Third Sunday Lent, Year A
Leif Kehrwald The Israelites had been mired in Egyptian captivity for so long nobody could remember anything else. Moses, then, inspired by God, had a vision of the Promised Land . . . a land flowing with milk and honey. A place where God’s covenant with the People can flourish and live on forever. And Moses convinced them to strike out across the desert in search of this Promised Land, a whole new paradigm.
If paradigm is akin to a ladder on the wall, and we’re climbing as furiously and diligently as we can, what Moses did was convince us NOT:
- that we’re climbing poorly - that we need a new ladder - that we need to “think outside the box” and replace the ladder with scaffolding or a scissor lift No, what Moses did was convince us that we need to put our ladder on a different wall. While the vision of the new paradigm, the Promised Land, is compelling, and we’re caught up in the enchantment of it, we quickly discover that changing walls is much more difficult than we think, and there is always resistance. Think about it. You have climb down the ladder, which is harder than climbing up. You have to hoist the ladder across the desert to the other wall, the right wall. And then you have to begin climbing again, encountering low-rung problems—water, food—that you solved years ago when the ladder was on the other wall. Makes you grumble and think twice about what you’ve done. Moses and God do not give up on the new paradigm.
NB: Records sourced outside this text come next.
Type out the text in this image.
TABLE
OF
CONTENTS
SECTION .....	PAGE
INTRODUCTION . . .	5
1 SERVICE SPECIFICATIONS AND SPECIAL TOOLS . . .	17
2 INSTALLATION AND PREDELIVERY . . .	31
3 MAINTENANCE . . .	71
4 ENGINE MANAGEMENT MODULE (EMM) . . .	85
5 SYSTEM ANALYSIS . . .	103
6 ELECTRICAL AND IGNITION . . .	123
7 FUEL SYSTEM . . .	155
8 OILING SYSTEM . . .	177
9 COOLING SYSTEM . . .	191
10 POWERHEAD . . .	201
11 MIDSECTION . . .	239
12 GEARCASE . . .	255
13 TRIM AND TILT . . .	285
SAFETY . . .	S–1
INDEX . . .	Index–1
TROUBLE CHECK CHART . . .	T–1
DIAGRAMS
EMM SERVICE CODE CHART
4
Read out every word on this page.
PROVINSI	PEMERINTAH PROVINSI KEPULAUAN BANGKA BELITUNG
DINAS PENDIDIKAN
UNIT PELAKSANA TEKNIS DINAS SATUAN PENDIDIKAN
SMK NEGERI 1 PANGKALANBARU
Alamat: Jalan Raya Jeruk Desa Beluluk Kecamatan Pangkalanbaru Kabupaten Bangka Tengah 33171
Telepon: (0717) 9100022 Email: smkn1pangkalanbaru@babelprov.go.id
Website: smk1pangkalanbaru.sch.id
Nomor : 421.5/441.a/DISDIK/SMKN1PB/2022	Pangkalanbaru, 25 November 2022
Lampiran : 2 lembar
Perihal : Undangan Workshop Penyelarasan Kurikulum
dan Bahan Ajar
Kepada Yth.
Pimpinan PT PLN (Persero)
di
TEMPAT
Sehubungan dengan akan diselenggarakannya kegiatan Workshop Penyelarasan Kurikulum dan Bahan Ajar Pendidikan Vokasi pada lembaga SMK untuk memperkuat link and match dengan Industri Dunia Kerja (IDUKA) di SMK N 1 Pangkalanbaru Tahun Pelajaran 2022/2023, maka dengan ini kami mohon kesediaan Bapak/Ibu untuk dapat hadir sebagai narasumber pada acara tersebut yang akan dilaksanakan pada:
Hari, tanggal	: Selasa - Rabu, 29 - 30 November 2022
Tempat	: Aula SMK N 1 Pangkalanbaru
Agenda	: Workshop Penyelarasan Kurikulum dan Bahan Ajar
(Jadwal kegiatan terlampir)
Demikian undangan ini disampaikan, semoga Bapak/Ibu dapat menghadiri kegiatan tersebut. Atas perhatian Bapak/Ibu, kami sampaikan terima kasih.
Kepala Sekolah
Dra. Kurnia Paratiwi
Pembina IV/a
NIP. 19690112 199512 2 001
Rather, they exercise extraordinary leadership to empower the people to persevere. A great leader not only helps the rest of us see the new wall, and imagine ourselves climbing up it; any encounter with that leader actually puts us in touch with it. Jesus was, is, such a leader. And our gospel story today bears that out. While I haven’t done an exhaustive study of the Gospels, I’ve come to believe that anyone, with perhaps the exception of Pontius Pilate, who has a one-to-one encounter with Jesus experiences a change of paradigm, or at least a glimpse of a new paradigm. Their world is rocked, it’s a transformative encounter. And so often, Jesus uses just a few short words: To Matthew: “Follow me.” To Zacchaeus: “Come down, for I must stay at your house today.” To the paralytic: “Pick up your bed and go home.” To Peter: “Do you love me . . . feed my sheep.” (although he had to ask him three times!) And, in our story today, to the woman at the well: “Give me a drink.” This is an extraordinary encounter! She comes to the well with her ladder on that wall (old paradigm) which meant:
Jesus has his ladder on a completely different wall, i.e. “living water.” And he shattered her old paradigm in four simple words: “Give me a drink.” Through her one-to-one encounter with Jesus, through their dialogue, she eventually gets it, and once she does, she can’t hold it in, can’t keep it to herself, overcomes her shame, runs into town to literally proclaim the Good News! If you were to meet Jesus at Jacob’s Well in the middle of a hot, dry day, what are four or five words that he would use to reach you, and beckon you out of your old paradigm over to his wall? Let me share a bit of my own story to help you respond to this question. A few years ago, I would have answered that I hear Jesus calling me “to be for . . .” I often told people that my vocational call can be summed up in those three words/seven letters: to be for. And I would have told you then that I received this call many years ago, when I was in college, having read Pedro Arupe’s short monograph to the Jesuits Men for Others. While I did not discern a vocation to join the Jesuits, I clearly resonated with that paradigm: to be for. That’s the wall upon which I placed my ladder, and, quite frankly, I climbed many rungs. Yet, in recent years, and especially in recent months, my vocational paradigm has shifted. Still three words, now eight letters: to be with . . . The old paradigm--to be for—implied it was up to me to save, to be the one who wins the day. Not only is that not possible, it implies a condescending attitude that reveals none of my own needs, shortcomings, and limitations. It implies that I am fully equipped to do the saving all on my own. To be with . . . is altogether different, and freeing, and, I am convinced, much more effective.
So, picture yourself at the well, like the woman from our story. In three, four, five words, what does Jesus say to you that shifts your paradigm, rocks your world, points toward a wall you haven’t yet seen? I’ll leave you with one woman’s reflection. The words she came to are: To be known is to be loved, and to be loved is to be known.